I think that a lot of that comes down to thinking broadly and holistically about the care of populations, really focusing on the broader allied health workforce that supports the healthcare system and how we can better navigate individuals through a really complicated system. There’s just a lot of opportunity there and organizations like Futuro Health play a really important role because they recognize that there is a broad group of healthcare workers that need new, at-scale, creative ways to develop and deliver their education and their human capital skills to help them find jobs and help meet employers’ needs for this broad, diverse workforce.
And those skills can make such a big difference. A really good medical assistant, for example, helps the patient navigate, it gives them a point of contact, it can help alleviate the stress on the clinician by knowing that they have a partner in their medical assistant. Sometimes patients tell medical assistants things that they wouldn’t tell the clinician, so the medical assistant is also a part of the overall healthcare team’s eyes and ears.

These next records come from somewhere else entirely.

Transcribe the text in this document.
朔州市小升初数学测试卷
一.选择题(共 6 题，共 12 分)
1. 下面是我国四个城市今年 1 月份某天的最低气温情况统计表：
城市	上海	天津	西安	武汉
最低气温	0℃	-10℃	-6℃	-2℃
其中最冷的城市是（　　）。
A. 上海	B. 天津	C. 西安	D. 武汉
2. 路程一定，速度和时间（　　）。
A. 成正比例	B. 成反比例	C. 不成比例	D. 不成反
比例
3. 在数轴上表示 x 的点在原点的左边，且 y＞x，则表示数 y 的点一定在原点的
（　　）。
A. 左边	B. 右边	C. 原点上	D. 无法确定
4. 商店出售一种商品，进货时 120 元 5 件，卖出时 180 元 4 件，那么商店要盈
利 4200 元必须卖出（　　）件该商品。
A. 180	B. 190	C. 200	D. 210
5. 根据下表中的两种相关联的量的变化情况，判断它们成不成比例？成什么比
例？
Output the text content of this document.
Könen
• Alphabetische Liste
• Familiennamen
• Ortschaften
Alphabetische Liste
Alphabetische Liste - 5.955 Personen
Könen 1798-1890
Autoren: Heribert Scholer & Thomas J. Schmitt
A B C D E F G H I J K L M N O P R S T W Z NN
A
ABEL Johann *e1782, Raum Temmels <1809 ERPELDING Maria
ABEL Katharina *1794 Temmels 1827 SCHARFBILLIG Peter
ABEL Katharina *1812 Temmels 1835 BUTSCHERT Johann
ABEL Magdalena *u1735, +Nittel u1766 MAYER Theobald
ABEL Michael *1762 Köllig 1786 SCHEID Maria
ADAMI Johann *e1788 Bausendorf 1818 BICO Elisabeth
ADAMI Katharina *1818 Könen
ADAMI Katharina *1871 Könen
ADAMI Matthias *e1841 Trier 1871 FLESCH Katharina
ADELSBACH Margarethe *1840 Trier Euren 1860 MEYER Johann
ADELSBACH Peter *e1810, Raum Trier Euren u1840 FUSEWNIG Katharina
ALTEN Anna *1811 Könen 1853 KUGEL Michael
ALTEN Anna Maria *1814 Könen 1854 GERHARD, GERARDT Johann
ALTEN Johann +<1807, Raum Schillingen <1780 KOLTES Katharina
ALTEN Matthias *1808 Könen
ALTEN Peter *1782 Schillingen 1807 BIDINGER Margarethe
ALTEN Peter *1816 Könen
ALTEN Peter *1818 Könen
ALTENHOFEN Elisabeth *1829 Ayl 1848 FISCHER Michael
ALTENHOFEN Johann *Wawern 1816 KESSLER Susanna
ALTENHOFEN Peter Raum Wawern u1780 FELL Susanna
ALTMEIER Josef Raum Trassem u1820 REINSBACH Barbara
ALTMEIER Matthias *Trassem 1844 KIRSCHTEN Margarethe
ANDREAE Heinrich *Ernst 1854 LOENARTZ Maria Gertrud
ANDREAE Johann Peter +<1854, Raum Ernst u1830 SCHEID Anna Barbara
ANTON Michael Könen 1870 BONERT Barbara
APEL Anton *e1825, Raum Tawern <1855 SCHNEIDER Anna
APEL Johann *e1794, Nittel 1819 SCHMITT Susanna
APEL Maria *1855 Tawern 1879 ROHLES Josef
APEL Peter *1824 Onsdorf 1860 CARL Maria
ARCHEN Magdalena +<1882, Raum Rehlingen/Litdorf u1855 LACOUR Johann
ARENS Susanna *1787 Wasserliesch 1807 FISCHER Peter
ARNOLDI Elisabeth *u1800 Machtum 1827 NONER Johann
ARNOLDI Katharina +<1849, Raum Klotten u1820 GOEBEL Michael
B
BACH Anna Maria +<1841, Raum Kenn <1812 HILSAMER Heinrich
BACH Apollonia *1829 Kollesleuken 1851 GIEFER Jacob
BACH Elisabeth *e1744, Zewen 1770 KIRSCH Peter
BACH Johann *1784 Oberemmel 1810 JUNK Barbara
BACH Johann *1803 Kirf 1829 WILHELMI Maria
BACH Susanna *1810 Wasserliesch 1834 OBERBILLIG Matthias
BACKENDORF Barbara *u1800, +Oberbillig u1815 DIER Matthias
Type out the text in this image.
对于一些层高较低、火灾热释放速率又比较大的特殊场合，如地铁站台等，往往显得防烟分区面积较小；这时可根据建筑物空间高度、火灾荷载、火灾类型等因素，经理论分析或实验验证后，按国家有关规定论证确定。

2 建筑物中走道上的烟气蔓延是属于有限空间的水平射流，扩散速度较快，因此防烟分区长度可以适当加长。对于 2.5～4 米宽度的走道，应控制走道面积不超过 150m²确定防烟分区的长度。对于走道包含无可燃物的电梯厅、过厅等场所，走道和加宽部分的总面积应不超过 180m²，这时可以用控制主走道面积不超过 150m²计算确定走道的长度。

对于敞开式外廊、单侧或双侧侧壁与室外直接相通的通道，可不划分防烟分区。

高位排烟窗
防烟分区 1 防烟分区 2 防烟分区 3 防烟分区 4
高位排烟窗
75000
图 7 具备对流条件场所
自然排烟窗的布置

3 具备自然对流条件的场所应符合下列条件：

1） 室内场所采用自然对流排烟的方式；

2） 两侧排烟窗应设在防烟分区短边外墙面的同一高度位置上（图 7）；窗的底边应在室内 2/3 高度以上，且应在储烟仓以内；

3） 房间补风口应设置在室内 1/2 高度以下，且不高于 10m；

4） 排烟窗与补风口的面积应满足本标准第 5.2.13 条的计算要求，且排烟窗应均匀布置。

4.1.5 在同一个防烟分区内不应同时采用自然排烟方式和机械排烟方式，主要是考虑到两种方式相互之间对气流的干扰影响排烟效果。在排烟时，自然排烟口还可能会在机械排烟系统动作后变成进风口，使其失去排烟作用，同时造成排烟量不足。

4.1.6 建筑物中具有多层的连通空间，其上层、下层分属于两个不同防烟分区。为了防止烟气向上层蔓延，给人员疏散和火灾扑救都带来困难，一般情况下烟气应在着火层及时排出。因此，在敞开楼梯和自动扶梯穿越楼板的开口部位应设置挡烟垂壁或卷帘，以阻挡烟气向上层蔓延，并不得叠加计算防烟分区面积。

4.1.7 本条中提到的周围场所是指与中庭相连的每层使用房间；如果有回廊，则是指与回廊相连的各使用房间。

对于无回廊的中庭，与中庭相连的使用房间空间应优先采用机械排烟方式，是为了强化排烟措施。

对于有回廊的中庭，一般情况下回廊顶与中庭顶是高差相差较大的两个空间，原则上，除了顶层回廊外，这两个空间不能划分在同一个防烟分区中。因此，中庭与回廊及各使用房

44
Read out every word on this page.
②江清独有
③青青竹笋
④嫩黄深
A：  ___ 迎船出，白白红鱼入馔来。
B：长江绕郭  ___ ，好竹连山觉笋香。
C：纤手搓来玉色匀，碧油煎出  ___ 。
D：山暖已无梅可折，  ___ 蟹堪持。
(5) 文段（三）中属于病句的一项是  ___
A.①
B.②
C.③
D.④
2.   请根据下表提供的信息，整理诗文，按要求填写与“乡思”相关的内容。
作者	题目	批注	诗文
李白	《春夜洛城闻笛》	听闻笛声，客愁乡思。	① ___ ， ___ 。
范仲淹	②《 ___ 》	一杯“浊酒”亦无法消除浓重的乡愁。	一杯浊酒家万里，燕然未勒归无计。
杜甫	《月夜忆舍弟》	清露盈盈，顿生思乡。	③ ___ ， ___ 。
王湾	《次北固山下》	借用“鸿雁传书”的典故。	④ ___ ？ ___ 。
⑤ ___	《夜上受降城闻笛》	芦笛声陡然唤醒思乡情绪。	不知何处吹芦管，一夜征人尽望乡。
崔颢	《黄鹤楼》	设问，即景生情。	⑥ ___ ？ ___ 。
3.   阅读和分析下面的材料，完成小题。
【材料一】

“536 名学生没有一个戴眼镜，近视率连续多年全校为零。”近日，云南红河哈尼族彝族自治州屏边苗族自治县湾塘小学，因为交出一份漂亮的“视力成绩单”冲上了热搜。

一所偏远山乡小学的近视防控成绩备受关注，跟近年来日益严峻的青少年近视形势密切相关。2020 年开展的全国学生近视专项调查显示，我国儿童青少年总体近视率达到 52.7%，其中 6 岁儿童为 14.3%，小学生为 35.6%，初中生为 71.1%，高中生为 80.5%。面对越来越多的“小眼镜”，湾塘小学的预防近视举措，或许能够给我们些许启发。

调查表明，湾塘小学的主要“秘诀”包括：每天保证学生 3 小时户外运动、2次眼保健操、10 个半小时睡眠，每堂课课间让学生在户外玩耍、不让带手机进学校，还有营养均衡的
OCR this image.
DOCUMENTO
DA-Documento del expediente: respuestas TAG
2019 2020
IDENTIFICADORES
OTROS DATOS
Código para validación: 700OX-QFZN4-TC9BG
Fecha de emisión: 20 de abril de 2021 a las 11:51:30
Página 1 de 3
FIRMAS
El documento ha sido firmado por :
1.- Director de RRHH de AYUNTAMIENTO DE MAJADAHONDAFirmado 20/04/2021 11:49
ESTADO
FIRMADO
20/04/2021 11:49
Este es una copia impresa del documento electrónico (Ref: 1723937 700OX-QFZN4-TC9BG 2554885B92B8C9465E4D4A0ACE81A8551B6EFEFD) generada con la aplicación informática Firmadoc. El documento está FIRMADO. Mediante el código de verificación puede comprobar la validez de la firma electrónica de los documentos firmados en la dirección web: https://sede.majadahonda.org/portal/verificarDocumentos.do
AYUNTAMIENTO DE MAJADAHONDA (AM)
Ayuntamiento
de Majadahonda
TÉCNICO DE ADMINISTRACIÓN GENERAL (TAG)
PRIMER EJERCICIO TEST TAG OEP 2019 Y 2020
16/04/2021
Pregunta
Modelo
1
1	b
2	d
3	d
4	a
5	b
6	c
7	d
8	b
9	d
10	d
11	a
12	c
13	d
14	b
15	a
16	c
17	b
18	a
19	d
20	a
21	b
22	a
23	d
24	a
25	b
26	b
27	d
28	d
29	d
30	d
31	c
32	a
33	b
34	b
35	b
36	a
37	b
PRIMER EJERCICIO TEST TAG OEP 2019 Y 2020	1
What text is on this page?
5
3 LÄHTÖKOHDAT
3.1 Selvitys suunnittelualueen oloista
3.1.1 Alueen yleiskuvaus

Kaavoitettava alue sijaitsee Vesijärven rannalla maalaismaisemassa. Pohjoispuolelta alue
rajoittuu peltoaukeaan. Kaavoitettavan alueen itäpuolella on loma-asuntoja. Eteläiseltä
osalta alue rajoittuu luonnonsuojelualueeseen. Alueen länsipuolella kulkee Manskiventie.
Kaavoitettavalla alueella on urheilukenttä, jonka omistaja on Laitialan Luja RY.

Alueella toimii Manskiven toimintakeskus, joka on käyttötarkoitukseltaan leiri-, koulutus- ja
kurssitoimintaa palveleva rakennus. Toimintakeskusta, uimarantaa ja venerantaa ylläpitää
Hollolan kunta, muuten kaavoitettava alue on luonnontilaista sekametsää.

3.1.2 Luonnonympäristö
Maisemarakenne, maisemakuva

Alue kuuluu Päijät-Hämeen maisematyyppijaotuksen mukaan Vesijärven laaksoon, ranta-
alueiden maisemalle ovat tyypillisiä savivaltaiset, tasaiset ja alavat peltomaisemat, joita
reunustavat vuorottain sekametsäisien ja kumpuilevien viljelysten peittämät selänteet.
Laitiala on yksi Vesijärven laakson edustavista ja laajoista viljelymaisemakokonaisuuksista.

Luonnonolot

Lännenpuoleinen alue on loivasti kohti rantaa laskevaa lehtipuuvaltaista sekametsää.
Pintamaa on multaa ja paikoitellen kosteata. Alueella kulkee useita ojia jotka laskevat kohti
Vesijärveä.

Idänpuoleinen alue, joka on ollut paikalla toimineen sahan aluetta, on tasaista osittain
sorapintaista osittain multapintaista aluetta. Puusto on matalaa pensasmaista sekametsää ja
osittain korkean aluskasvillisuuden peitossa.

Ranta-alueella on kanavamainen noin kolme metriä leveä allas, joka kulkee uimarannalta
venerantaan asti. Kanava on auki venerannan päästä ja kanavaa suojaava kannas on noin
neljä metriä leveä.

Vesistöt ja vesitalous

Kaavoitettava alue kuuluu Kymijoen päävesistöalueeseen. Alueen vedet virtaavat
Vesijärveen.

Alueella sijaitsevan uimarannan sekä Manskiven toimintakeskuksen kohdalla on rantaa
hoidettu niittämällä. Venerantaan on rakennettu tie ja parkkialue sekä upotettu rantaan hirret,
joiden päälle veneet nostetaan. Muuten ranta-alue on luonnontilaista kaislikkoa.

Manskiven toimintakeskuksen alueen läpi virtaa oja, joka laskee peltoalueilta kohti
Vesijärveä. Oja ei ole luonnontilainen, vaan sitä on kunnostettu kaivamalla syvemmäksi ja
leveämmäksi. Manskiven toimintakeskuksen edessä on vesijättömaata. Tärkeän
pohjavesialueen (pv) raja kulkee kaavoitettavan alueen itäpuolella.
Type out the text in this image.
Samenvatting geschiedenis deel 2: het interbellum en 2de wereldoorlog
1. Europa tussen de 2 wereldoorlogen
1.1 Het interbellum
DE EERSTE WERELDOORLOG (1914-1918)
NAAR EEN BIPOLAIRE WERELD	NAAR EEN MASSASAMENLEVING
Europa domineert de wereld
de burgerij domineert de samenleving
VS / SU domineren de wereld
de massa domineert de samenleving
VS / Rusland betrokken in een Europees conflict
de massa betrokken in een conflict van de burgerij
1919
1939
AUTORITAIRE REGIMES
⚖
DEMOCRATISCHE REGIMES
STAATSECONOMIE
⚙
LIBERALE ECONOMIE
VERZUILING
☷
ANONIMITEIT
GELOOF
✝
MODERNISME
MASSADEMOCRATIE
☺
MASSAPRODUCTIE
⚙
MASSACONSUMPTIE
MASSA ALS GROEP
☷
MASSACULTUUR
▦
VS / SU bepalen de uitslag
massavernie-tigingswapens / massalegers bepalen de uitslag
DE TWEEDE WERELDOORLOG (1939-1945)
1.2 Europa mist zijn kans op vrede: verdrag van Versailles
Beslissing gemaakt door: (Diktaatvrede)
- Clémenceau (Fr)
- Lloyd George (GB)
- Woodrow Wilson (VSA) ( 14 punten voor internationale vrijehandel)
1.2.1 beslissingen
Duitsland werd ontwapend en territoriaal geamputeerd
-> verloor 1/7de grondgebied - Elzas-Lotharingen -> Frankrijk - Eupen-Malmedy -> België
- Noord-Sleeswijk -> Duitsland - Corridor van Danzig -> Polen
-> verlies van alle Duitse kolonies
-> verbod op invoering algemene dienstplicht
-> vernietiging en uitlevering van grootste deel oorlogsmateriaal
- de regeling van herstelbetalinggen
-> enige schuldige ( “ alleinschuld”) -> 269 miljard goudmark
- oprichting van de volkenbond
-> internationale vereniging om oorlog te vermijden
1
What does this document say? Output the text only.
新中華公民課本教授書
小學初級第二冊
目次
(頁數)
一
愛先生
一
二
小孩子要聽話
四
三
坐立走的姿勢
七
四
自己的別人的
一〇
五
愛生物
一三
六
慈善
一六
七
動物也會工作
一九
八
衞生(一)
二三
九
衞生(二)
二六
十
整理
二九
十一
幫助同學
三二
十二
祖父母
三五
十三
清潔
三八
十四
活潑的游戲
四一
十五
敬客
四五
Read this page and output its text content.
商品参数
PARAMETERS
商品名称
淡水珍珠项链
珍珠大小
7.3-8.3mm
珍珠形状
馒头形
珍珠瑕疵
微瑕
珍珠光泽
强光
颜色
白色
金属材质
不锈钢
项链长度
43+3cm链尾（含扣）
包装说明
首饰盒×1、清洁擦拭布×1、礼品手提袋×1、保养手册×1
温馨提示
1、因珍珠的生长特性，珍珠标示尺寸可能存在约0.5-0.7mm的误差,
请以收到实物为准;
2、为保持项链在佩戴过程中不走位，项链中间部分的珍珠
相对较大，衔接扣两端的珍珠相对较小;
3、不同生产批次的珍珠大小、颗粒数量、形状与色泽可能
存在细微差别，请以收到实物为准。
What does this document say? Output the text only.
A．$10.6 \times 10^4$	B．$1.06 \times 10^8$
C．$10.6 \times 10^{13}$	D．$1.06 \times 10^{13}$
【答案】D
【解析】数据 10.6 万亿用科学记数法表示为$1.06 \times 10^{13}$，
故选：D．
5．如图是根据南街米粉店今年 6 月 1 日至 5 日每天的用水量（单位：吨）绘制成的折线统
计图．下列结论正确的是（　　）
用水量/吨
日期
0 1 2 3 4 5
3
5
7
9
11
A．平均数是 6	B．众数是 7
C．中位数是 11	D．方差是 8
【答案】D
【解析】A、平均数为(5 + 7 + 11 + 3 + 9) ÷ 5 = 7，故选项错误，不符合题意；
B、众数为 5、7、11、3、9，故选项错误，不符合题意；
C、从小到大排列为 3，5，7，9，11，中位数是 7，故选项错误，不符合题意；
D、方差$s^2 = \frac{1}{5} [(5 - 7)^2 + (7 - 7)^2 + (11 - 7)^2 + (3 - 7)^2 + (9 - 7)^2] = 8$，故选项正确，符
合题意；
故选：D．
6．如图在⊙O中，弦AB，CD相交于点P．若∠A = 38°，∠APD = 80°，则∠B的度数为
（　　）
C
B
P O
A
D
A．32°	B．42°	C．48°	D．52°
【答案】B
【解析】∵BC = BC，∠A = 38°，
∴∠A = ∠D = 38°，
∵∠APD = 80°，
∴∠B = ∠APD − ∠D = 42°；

So, I think organizations that are really building the broader workforce in healthcare play a really big role in the overall transformation of our system to focus on value and being more attentive to what matters to the people receiving care and how to deliver that care in ways that are affordable and high quality.
Van
Well, thank you for your call to action and all the insights that you shared today. We so appreciate your national and international leadership, Joanne, and especially that you spend the time to be in service of Futuro Health and serve on our board. So thank you, thank you, thank you.
Joanne
Well, thank you so much for inviting me to speak with you about this. Usually in our board meetings, we are focused on the business of making Futuro Health a better organization, so it’s really a treat to get to have more of a conversation with you.
Van
I’m Van Ton-Quinlivan of Futuro Health. Thanks for checking out this episode of WorkforceRx. I hope you will join us again as we continue to explore how to create a future-focused workforce in America.